She counted on her tiny fingers, tracing the paths she had just taken in the villa. It was the most spacious thing she had come across in all her 10 years of life. The rooms were like cities, wide, alarming and drool worthy in all its architectural status. She called the big villa as her castle.

“Twelve, it is” she reassured herself and said it aloud, biting her lips, crossing her fingers and anticipating a broad smile from her new teacher.

“Are you sure, young lady? For If you must be wrong then you need to write 21 horses and their talks a hundred times.”

An old man with the receding hairline and graying beard eyed her with a hidden smile.

“Yes Teacher, it is 12, 2 in the hallway, 4 on the way to the biggest rooms in the castle and one each in all the six rooms” She had to be right. She shuddered at the thought of the 100 times she was to write the 18th-centuryfiction, short story, inspiration, writers, authors, oneshots poem.

Mr. Goving Aarya rose up, towering the tiny girl. With his glazing brown supporting stick and a well-tailored suit, he tried to look young but none of them did the charm except the pride that was now dancing on his face.

He had caught her.

“There are thirteen turquoise blue Italian jars dear, you forgot the one in this very room, there on the highest shelf” He held her towards the expensive jars and found her face drop in a second.

” A hundred times it is” She sighed.

“A hundred times it is, dear” He smiled.

Heaving a sigh of relief and studying the retreating shadow of the girl, made his face glow with a shine, a kind of shine one gets to see when someone knows their bright future.

He was preparing a gem for the literature world.

Having published 20 books and a few accolades in his name.
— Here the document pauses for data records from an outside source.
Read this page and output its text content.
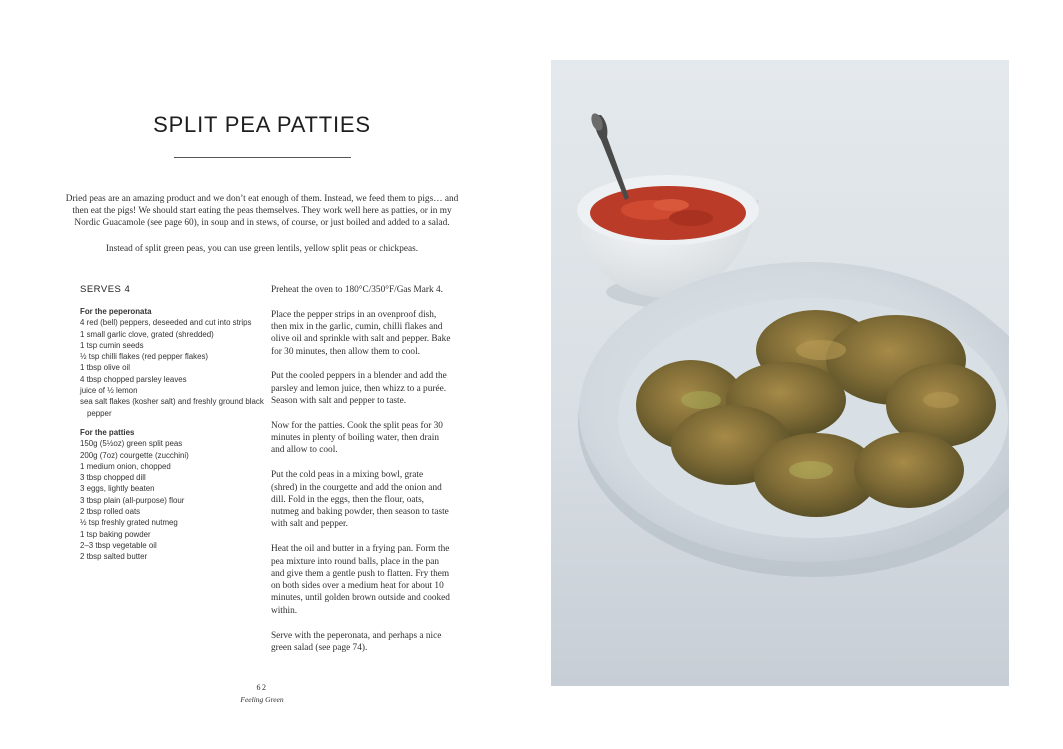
SPLIT PEA PATTIES

Dried peas are an amazing product and we don’t eat enough of them. Instead, we feed them to pigs… and then eat the pigs! We should start eating the peas themselves. They work well here as patties, or in my Nordic Guacamole (see page 60), in soup and in stews, of course, or just boiled and added to a salad.

Instead of split green peas, you can use green lentils, yellow split peas or chickpeas.

SERVES 4
For the peperonata
4 red (bell) peppers, deseeded and cut into strips
1 small garlic clove, grated (shredded)
1 tsp cumin seeds
½ tsp chilli flakes (red pepper flakes)
1 tbsp olive oil
4 tbsp chopped parsley leaves
juice of ½ lemon
sea salt flakes (kosher salt) and freshly ground black pepper
For the patties
150g (5½oz) green split peas
200g (7oz) courgette (zucchini)
1 medium onion, chopped
3 tbsp chopped dill
3 eggs, lightly beaten
3 tbsp plain (all-purpose) flour
2 tbsp rolled oats
½ tsp freshly grated nutmeg
1 tsp baking powder
2–3 tbsp vegetable oil
2 tbsp salted butter

Preheat the oven to 180°C/350°F/Gas Mark 4.

Place the pepper strips in an ovenproof dish, then mix in the garlic, cumin, chilli flakes and olive oil and sprinkle with salt and pepper. Bake for 30 minutes, then allow them to cool.

Put the cooled peppers in a blender and add the parsley and lemon juice, then whizz to a purée. Season with salt and pepper to taste.

Now for the patties. Cook the split peas for 30 minutes in plenty of boiling water, then drain and allow to cool.

Put the cold peas in a mixing bowl, grate (shred) in the courgette and add the onion and dill. Fold in the eggs, then the flour, oats, nutmeg and baking powder, then season to taste with salt and pepper.

Heat the oil and butter in a frying pan. Form the pea mixture into round balls, place in the pan and give them a gentle push to flatten. Fry them on both sides over a medium heat for about 10 minutes, until golden brown outside and cooked within.

Serve with the peperonata, and perhaps a nice green salad (see page 74).

62

Feeling Green
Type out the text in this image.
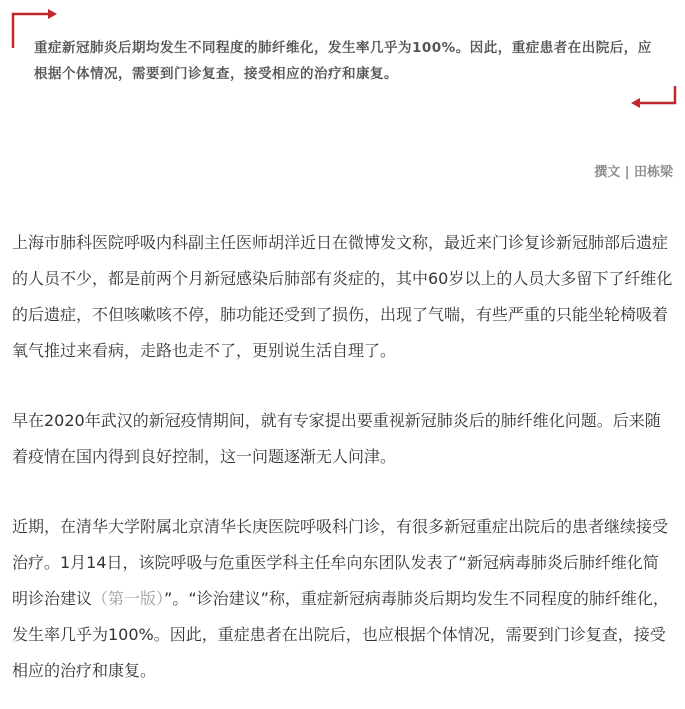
重症新冠肺炎后期均发生不同程度的肺纤维化，发生率几乎为100%。因此，重症患者在出院后，应根据个体情况，需要到门诊复查，接受相应的治疗和康复。
撰文 | 田栋梁

上海市肺科医院呼吸内科副主任医师胡洋近日在微博发文称，最近来门诊复诊新冠肺部后遗症的人员不少，都是前两个月新冠感染后肺部有炎症的，其中60岁以上的人员大多留下了纤维化的后遗症，不但咳嗽咳不停，肺功能还受到了损伤，出现了气喘，有些严重的只能坐轮椅吸着氧气推过来看病，走路也走不了，更别说生活自理了。

早在2020年武汉的新冠疫情期间，就有专家提出要重视新冠肺炎后的肺纤维化问题。后来随着疫情在国内得到良好控制，这一问题逐渐无人问津。

近期，在清华大学附属北京清华长庚医院呼吸科门诊，有很多新冠重症出院后的患者继续接受治疗。1月14日，该院呼吸与危重医学科主任牟向东团队发表了“新冠病毒肺炎后肺纤维化简明诊治建议（第一版）”。“诊治建议”称，重症新冠病毒肺炎后期均发生不同程度的肺纤维化，发生率几乎为100%。因此，重症患者在出院后，也应根据个体情况，需要到门诊复查，接受相应的治疗和康复。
His skills had only sharpened as he had outlived his peers. A divorcee at 30 and kids in far away lands, none had inherited is writing skills. And deep down he knew he was the reason for it all.

His fame had him under its spell and that is why commitment was just a fun word back then.
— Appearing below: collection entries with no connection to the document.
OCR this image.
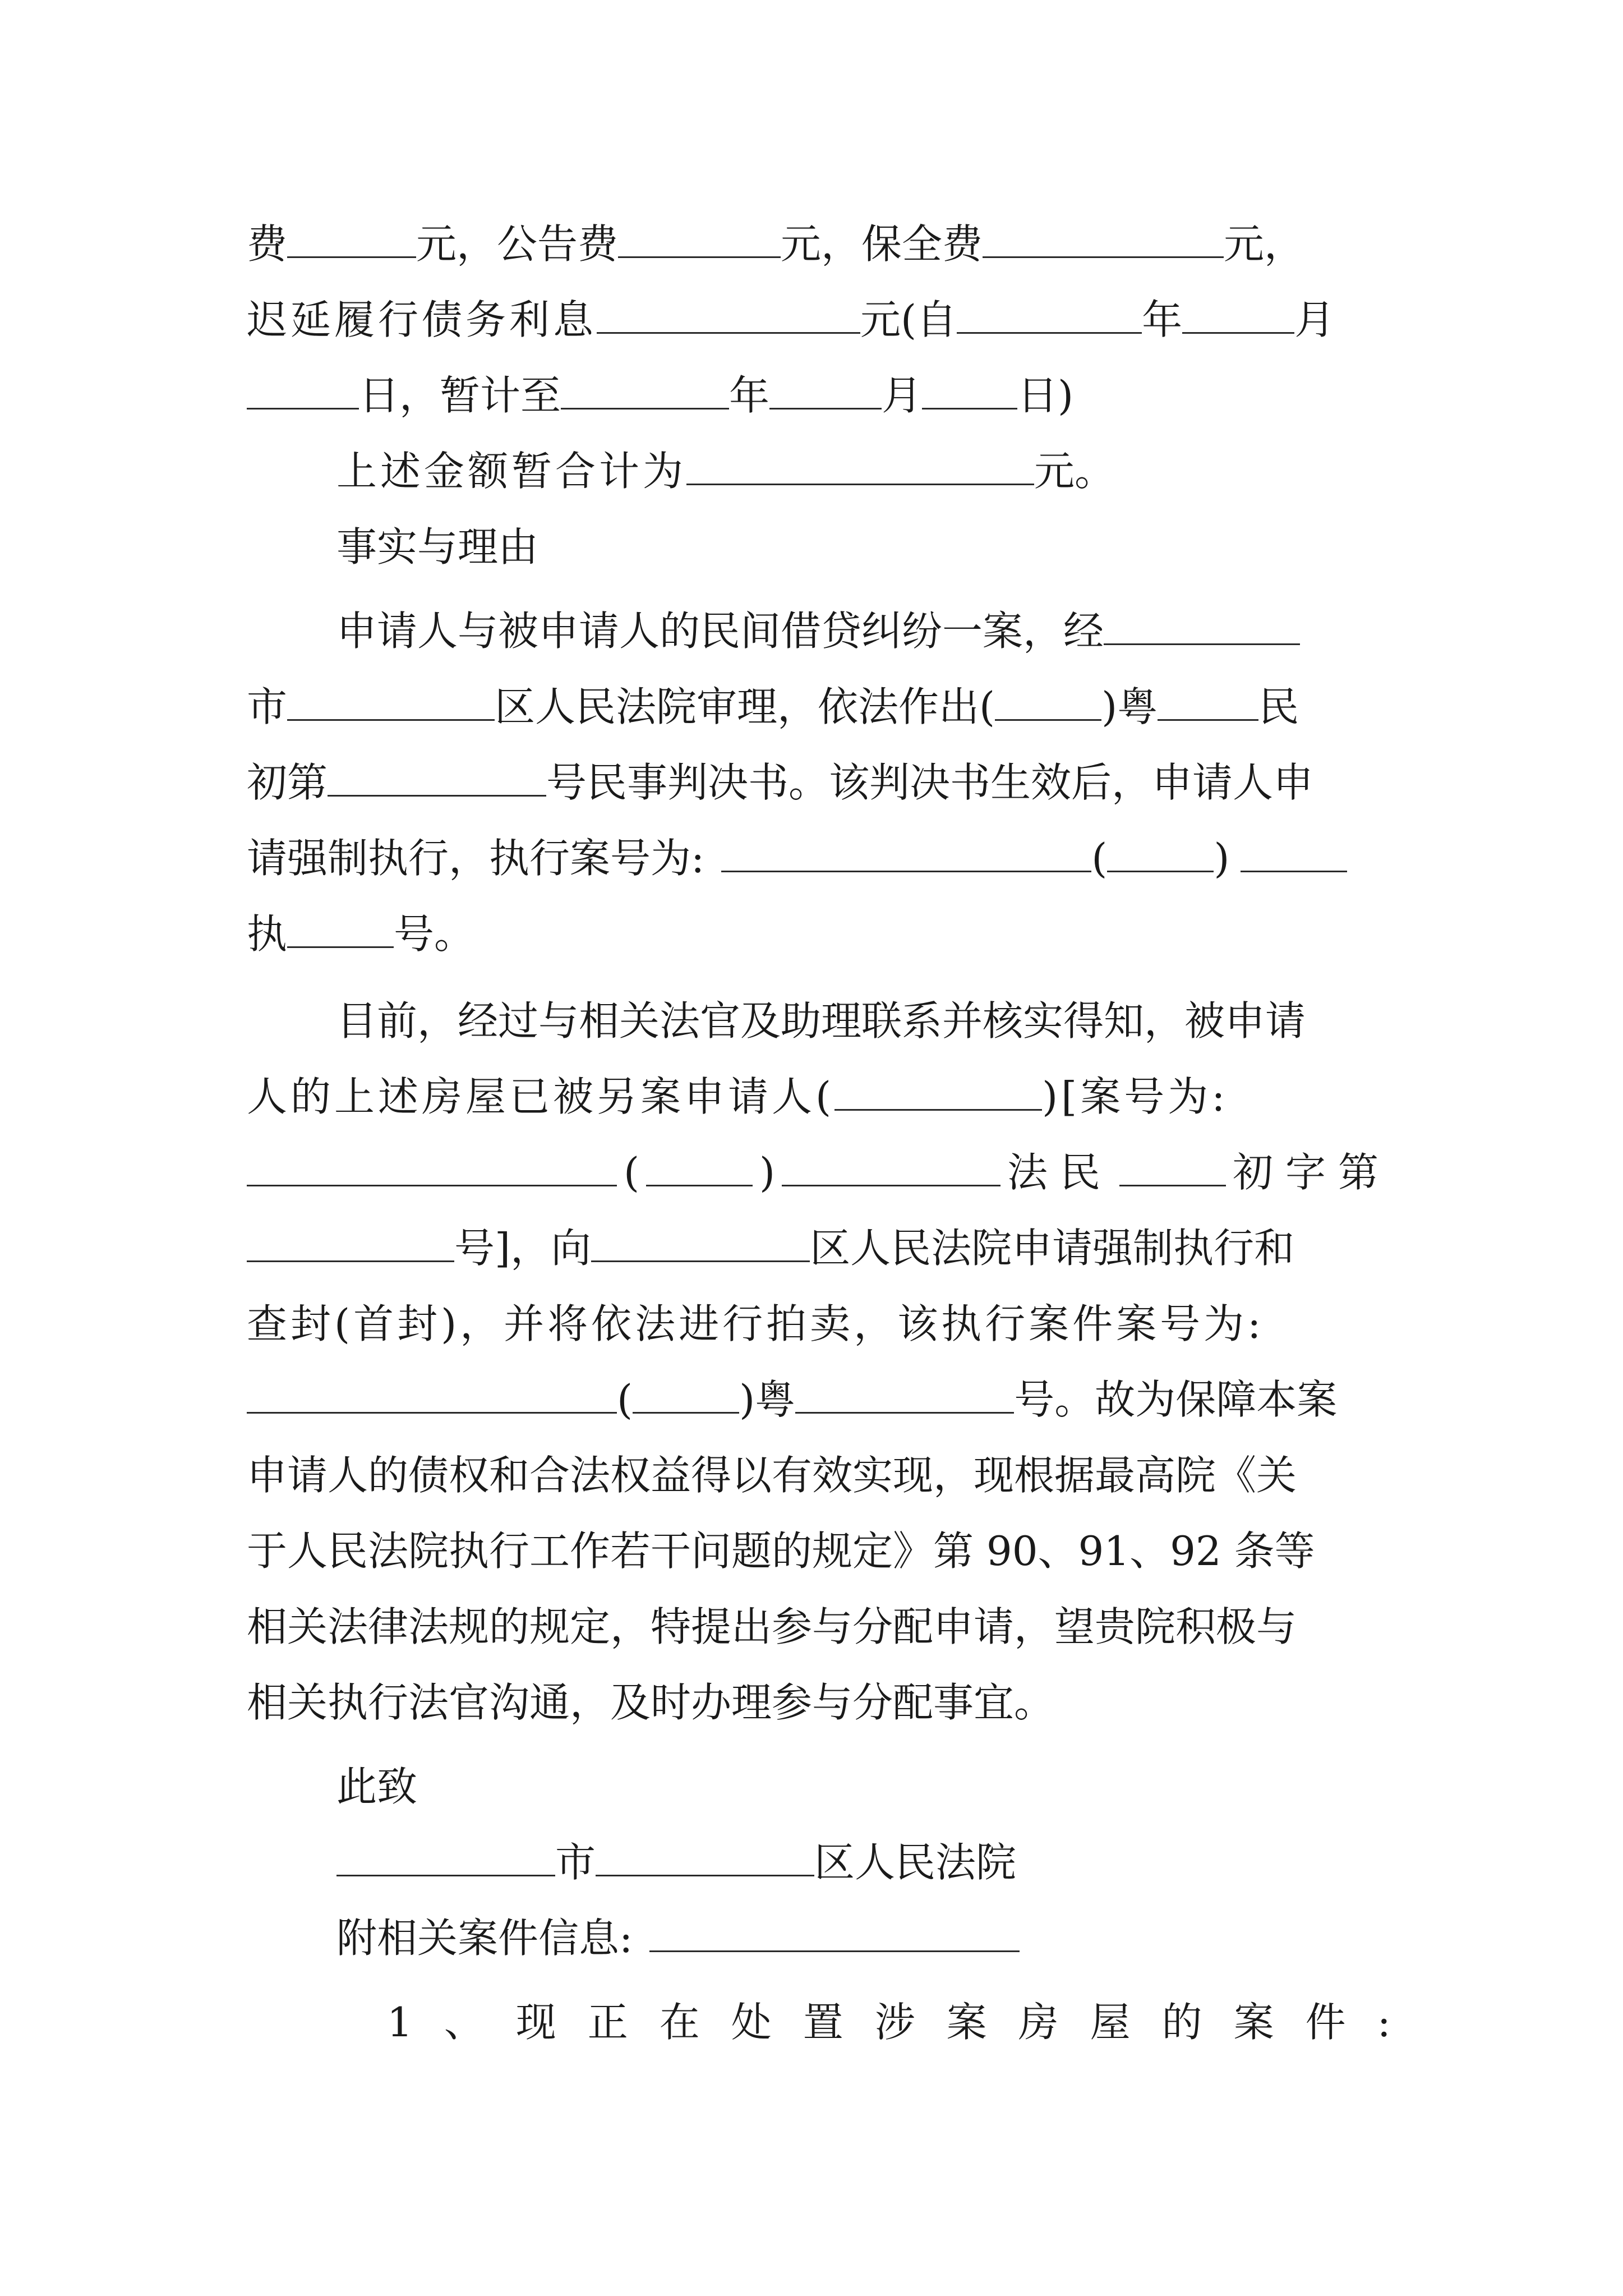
费	元，公告费	元，保全费	元，
迟延履行债务利息	元(自	年	月
日，暂计至	年	月 日)
上述金额暂合计为	元。
事实与理由
申请人与被申请人的民间借贷纠纷一案，经
市	区人民法院审理，依法作出(	)粤	民
初第	号民事判决书。该判决书生效后，申请人申
请强制执行，执行案号为:	(	)
执	号。
目前，经过与相关法官及助理联系并核实得知，被申请
人的上述房屋已被另案申请人(	)[案号为:
(	)	法民	初字第
号]，向	区人民法院申请强制执行和
查封(首封)，并将依法进行拍卖，该执行案件案号为:
(	)粤	号。故为保障本案
申请人的债权和合法权益得以有效实现，现根据最高院《关
于人民法院执行工作若干问题的规定》第 90、91、92 条等
相关法律法规的规定，特提出参与分配申请，望贵院积极与
相关执行法官沟通，及时办理参与分配事宜。
此致
市	区人民法院
附相关案件信息:
1 、 现 正 在 处 置 涉 案 房 屋 的 案 件 :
But the raging time promised him the graying hairs, weakened knees, shivering lips, trembling fingers and sleepless nights.

He would barely write now, with creativity at bay, he longed for his family but it was too late. That was when he met her.

The girl on the streets, begging, trying to read articles out of scrapped papers, stolen glances to the textbooks of the wealthy school going kids. Govind had noticed her on his way to the park for his morning walk, intrigued by her commitment and interest. He once took her to the library and her sparkle in the eyes assured him of the hidden potential in her.

From then onwards, there was no turning back. He adopted the orphan, fed her with literature, put her to sleep singing Shakespeare and triggered the writer in her. He was on a mission., to carve out the best diamond from the nugget.

“She would remember me for this or maybe she will forget me one day like my kids but my heart is finally at peace.”

He retired to his cane chair, lost in thoughts while the future writer crooned on the long chair writing the poem a hundred times, savoring the intelligence of each line, lost in a world that her young mind imagined!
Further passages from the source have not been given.